When I think of borders, several things come to mind: covert darkness, hundreds or thousands of dollars handed to a coyote, desperation. In the news, Donald Trump vows to build some sort of ridiculous fence along the Mexican-American border to keep people out, and cowardly United States governors swear innocent Syrian refugees will not enter their states.

Borders are not only political. In reading for this list, I read about all sorts of boundaries—in jazz music, in science fiction and in desert landscapes. Borders are implicit in the designation of which bookshelves belong to me and which are my partner’s. In this list, I stuck to geography: islands bursting out of the sea, a property feud gone horribly wrong, the billions of dollars backing border control in the American South, and the American South itself.

1. “This Land is My Land.” (Tony Rehagen, Atlanta Magazine, November 2012)

A obsession over property lines and tragic miscommunication leads to bloodshed in Georgia.

2. “Tasers, Drones, and Cold Chicken: Inside the Multibillion-Dollar Business of Keeping Me Out of America.” (Jose M. Orduna, BuzzFeed News, December 2014)

Jose M. Orduna came into the United States with his mom in the late 1980s. In this chilling essay, Orduna attends a convention known as the Border Security Expo: “where arms dealers and their government buyers come together in a feeding frenzy of defense contracts.” Part undercover expose, part something else altogether, this piece took a surrealist turn I didn’t expect but wholly appreciated.

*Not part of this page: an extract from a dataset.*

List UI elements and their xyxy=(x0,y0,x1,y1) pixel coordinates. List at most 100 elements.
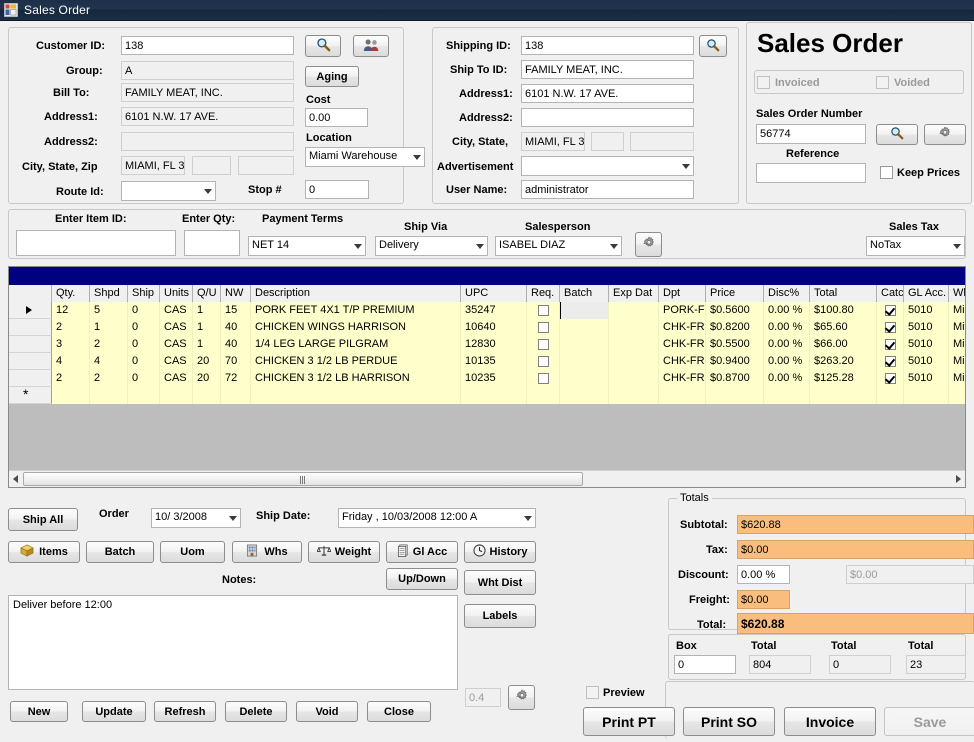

3. “Dixie is Dead.” (Tracy Thompson, The Bitter Southerner, March 2015)

What (and where) is Dixieland? Tracy Thompson posits that the realest borders in the American South are the political affiliations of its increasingly diverse population.

4. “No Island is an Island.” (Libby Robin, Aeon, December 2014)

People are no longer from where they came from. They become citizens of where they wash up, or the world. Island-mindedness – the separation of places from other places – is no longer an option.

In this global world, it is flows and circulation, rather than land parcels, that are important. Just as Google maps and GPS have become widespread, territoriality is changing. Flows are about land-and-sea-and-sky-and-people – a collective consciousness that is hard to represent on a 2D map or a phone app.